Media Asuransi, JAKARTA – Pertumbuhan ekonomi syariah global yang diproyeksikan menembus lebih dari US$3 triliun dalam beberapa tahun ke depan dinilai membuka peluang besar bagi industri asuransi syariah atau takaful.
Chartered Insurance Practitioner Erwin Noekman mengatakan momentum ini dapat dimanfaatkan untuk memperkuat peran asuransi syariah dalam ekosistem ekonomi halal, termasuk di Indonesia. Dalam ekosistem ekonomi halal hampir seluruh aktivitas ekonomi sebenarnya memiliki keterkaitan dengan perlindungan risiko berbasis syariah.
|Baca juga: Milenial hingga Gen Z Dinilai Jadi Motor Percepatan Inklusi Keuangan Syariah
Ia mencontohkan keberadaan Undang-Undang Jaminan Produk Halal yang dinilai dapat menjadi pintu masuk bagi industri asuransi syariah untuk mengambil peran lebih besar, terutama dalam perlindungan terhadap risiko produk halal di pasar.

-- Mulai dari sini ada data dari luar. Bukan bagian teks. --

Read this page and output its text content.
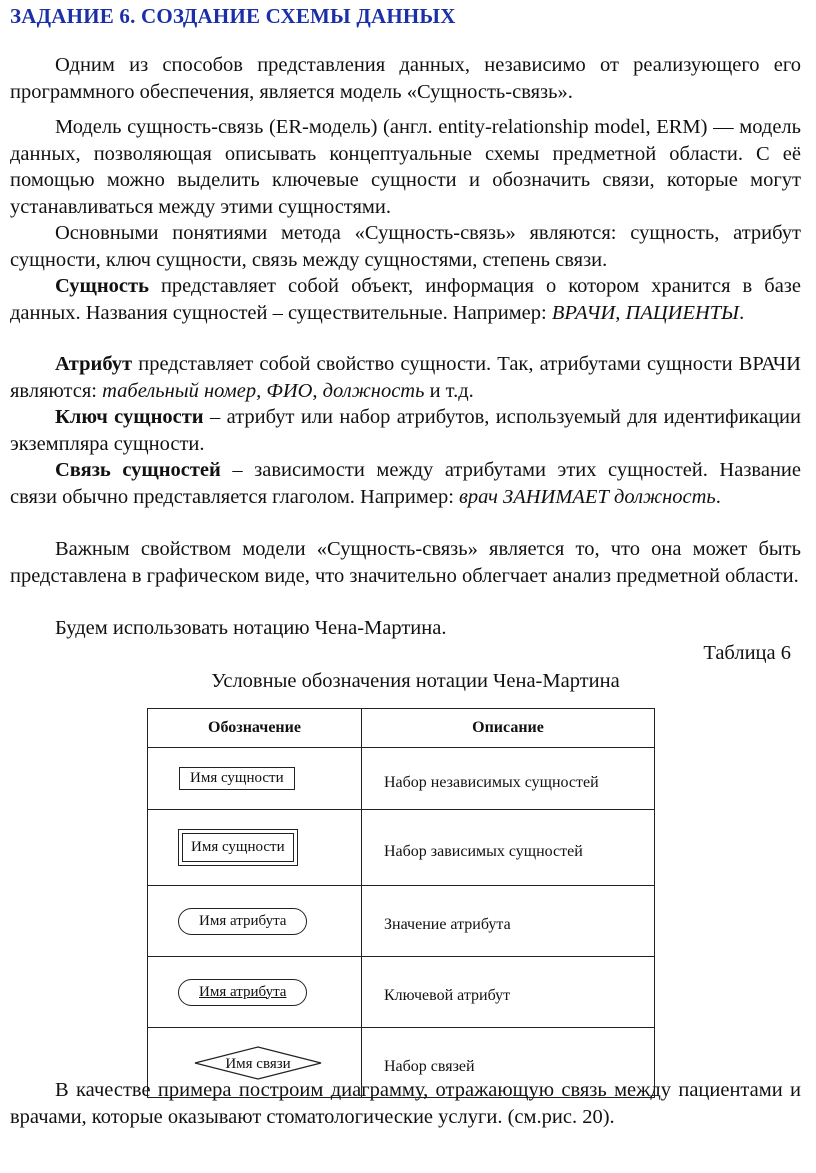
ЗАДАНИЕ 6. СОЗДАНИЕ СХЕМЫ ДАННЫХ

Одним из способов представления данных, независимо от реализующего его программного обеспечения, является модель «Сущность-связь».

Модель сущность-связь (ER-модель) (англ. entity-relationship model, ERM) — модель данных, позволяющая описывать концептуальные схемы предметной области. С её помощью можно выделить ключевые сущности и обозначить связи, которые могут устанавливаться между этими сущностями.

Основными понятиями метода «Сущность-связь» являются: сущность, атрибут сущности, ключ сущности, связь между сущностями, степень связи.

Сущность представляет собой объект, информация о котором хранится в базе данных. Названия сущностей – существительные. Например: ВРАЧИ, ПАЦИЕНТЫ.

Атрибут представляет собой свойство сущности. Так, атрибутами сущности ВРАЧИ являются: табельный номер, ФИО, должность и т.д.

Ключ сущности – атрибут или набор атрибутов, используемый для идентификации экземпляра сущности.

Связь сущностей – зависимости между атрибутами этих сущностей. Название связи обычно представляется глаголом. Например: врач ЗАНИМАЕТ должность.

Важным свойством модели «Сущность-связь» является то, что она может быть представлена в графическом виде, что значительно облегчает анализ предметной области.

Будем использовать нотацию Чена-Мартина.

Таблица 6
Условные обозначения нотации Чена-Мартина
Обозначение	Описание
Имя сущности	Набор независимых сущностей
Имя сущности	Набор зависимых сущностей
Имя атрибута	Значение атрибута
Имя атрибута	Ключевой атрибут

Имя связи	Набор связей

В качестве примера построим диаграмму, отражающую связь между пациентами и врачами, которые оказывают стоматологические услуги. (см.рис. 20).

“Dalam satu ekosistem ekonomi halal itu hampir semua aktivitas bisa masuk. Kita punya Undang-Undang Jaminan Produk Halal, itu sebenarnya satu potensi yang langsung terhubung. Misalnya pernah ada kasus produk penyedap rasa yang katanya halal ternyata tidak halal,” kata Erwin, dalam iLearn Thematic Webinar, Rabu, 11 Maret 2026.
Menurut dia, dalam praktik asuransi terdapat skema perlindungan yang dikenal sebagai product recall, yakni mekanisme penarikan produk dari pasar jika ditemukan masalah tertentu. Dalam konteks produk halal, mekanisme tersebut dinilai semestinya dapat dilindungi oleh asuransi syariah.
“Di asuransi ada yang namanya product recall. Kalau produk itu ternyata tidak halal maka seharusnya perlindungan product recall tersebut bisa menggunakan asuransi syariah,” ujarnya.
Selain sektor produk halal, Erwin menilai, peluang asuransi syariah juga terbuka pada proyek pembangunan yang menggunakan pembiayaan berbasis syariah seperti sukuk, serta berbagai sektor industri halal lain seperti farmasi halal.
|Baca juga: 1 Miliar Muslim Terdampak Krisis Global, Erwin Noekman Soroti Peluang Besar Asuransi Syariah
|Baca juga: Erwin Noekman: Minat Asuransi Syariah di Global Melonjak, Indonesia Jangan Sampai Tertinggal
Ia menambahkan pergeseran sumber pendanaan global yang semakin banyak berasal dari negara-negara Timur Tengah juga membuka potensi besar bagi pengembangan industri takaful di Indonesia.
Menurut dia, pengembangan infrastruktur halal seperti halal port juga memerlukan dukungan perlindungan risiko untuk menjaga standar halal dalam rantai distribusi. Risiko seperti kontaminasi zat non-halal dalam proses distribusi dinilai tidak hanya berdampak pada aspek keyakinan, tetapi juga berpotensi menimbulkan kerugian finansial.
Karena itu, Erwin menilai, produk yang mendeklarasikan diri sebagai produk halal semestinya juga dilindungi oleh ekosistem keuangan syariah, termasuk melalui asuransi syariah dan reasuransi syariah.
“Kalau produk itu menyatakan dirinya sebagai produk halal maka seharusnya juga dilindungi oleh ekosistem halal yang ada, termasuk asuransi syariah dengan dukungan reasuransi syariah. Namun kalau bicara strategi, suka tidak suka memang perlu ada kebijakan dari pemerintah atau pengambil keputusan,” pungkas Erwin.